First of all I got up at like 8:30 AM (mind you I have been getting up at noon) so that I could have a meeting with my professor. The meeting went relatively well and afterward I got started on what I had hoped would be my first successful day of research. I was incorrect. The day started off with me adding an incorrect enzyme to a particular mixture, thereby ruining its further usefulness. "Ah well," I thought and continued with the rest of the experiments, hoping that I could at least make sure my incorrect procedure still worked the way it was supposed to even if I couldn't do anything with it in the end. At this point I started mixing up a batch of gel, only to realize that it wouldn't work for the experiment I was trying to carry out. I threw my hands up and made a new, correctly mixed batch and pour it into a mold. Sighing, I carefully pipetted all my samples into the gel and got everything ready, and then turned on the machine that would run the gel for me. I walked away and started doing something else, but suddenly realized I had placed the gel backwards on the machine! I rushed back over and found the situation to be salvageable, flipped the gel around and went back to what I was doing. At this point I ate lunch, confident that when I got back I would have a gel that I could analyze and be proud of.
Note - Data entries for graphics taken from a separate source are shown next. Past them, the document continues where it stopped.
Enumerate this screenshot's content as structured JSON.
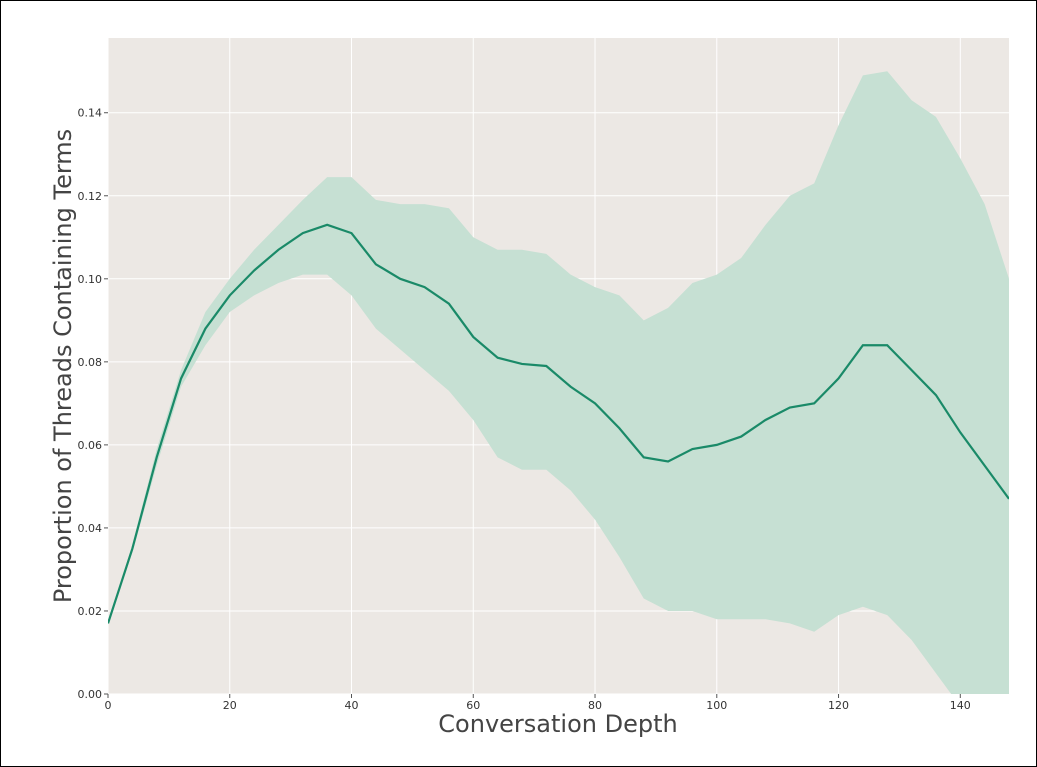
{
  "chart_data": {
    "type": "line",
    "xlabel": "Conversation Depth",
    "ylabel": "Proportion of Threads Containing Terms",
    "x": [
      0,
      4,
      8,
      12,
      16,
      20,
      24,
      28,
      32,
      36,
      40,
      44,
      48,
      52,
      56,
      60,
      64,
      68,
      72,
      76,
      80,
      84,
      88,
      92,
      96,
      100,
      104,
      108,
      112,
      116,
      120,
      124,
      128,
      132,
      136,
      140,
      144,
      148
    ],
    "values": [
      0.017,
      0.035,
      0.057,
      0.076,
      0.088,
      0.096,
      0.102,
      0.107,
      0.111,
      0.113,
      0.111,
      0.1035,
      0.1,
      0.098,
      0.094,
      0.086,
      0.081,
      0.0795,
      0.079,
      0.074,
      0.07,
      0.064,
      0.057,
      0.056,
      0.059,
      0.06,
      0.062,
      0.066,
      0.069,
      0.07,
      0.076,
      0.084,
      0.084,
      0.078,
      0.072,
      0.063,
      0.055,
      0.047
    ],
    "band": {
      "lower": [
        0.017,
        0.034,
        0.055,
        0.074,
        0.084,
        0.092,
        0.096,
        0.099,
        0.101,
        0.101,
        0.096,
        0.088,
        0.083,
        0.078,
        0.073,
        0.066,
        0.057,
        0.054,
        0.054,
        0.049,
        0.042,
        0.033,
        0.023,
        0.02,
        0.02,
        0.018,
        0.018,
        0.018,
        0.017,
        0.015,
        0.019,
        0.021,
        0.019,
        0.013,
        0.005,
        -0.003,
        -0.012,
        -0.02
      ],
      "upper": [
        0.017,
        0.036,
        0.059,
        0.078,
        0.092,
        0.1,
        0.107,
        0.113,
        0.119,
        0.1245,
        0.1245,
        0.119,
        0.118,
        0.118,
        0.117,
        0.11,
        0.107,
        0.107,
        0.106,
        0.101,
        0.098,
        0.096,
        0.09,
        0.093,
        0.099,
        0.101,
        0.105,
        0.113,
        0.12,
        0.123,
        0.137,
        0.149,
        0.15,
        0.143,
        0.139,
        0.129,
        0.118,
        0.1
      ],
      "color": "#c6e0d3"
    },
    "color": "#1a8a68",
    "background": "#ece8e4",
    "grid": true,
    "xlim": [
      0,
      148
    ],
    "ylim": [
      0,
      0.158
    ],
    "xticks": [
      0,
      20,
      40,
      60,
      80,
      100,
      120,
      140
    ],
    "yticks": [
      {
        "value": 0,
        "label": "0.00"
      },
      0.02,
      0.04,
      0.06,
      0.08,
      {
        "value": 0.1,
        "label": "0.10"
      },
      0.12,
      0.14
    ]
  }
}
When I got back into the lab the gel was almost done and I went to the cabinet to get a container in which to stain it. Upon discovering that I had made a gel too large for any of the containers that were scattered through the lab, I again threw my hands up and went to the storage room to buy one. (I wondered to myself, "How does anyone stain these gels?" because people make them all the time. Maybe there is some hidden trap door full of large containers. I don't know.) I stained the gel and went to image it. Of course, my previous reactions hadn't worked and my gel was utter crap. I took some pictures and then started to remove the gel from the imager so that I could save it and show the post doc later, but as I picked it up it ripped in half, leaving me standing with a dumbstruck look on my face. I had specifically remixed it so it wouldn't rip... At that point I just wanted to cry.
And now I'm reading a book trying to figure out why everything went so wrong with my reaction. I'm getting so tired of failing. I'm not even doing experiments yet! I'm just practicing this for training! I can't even succeed at the simple tasks given to me as a training for later!!
I feel really defeated. I've got more cells growing to fail with on Monday.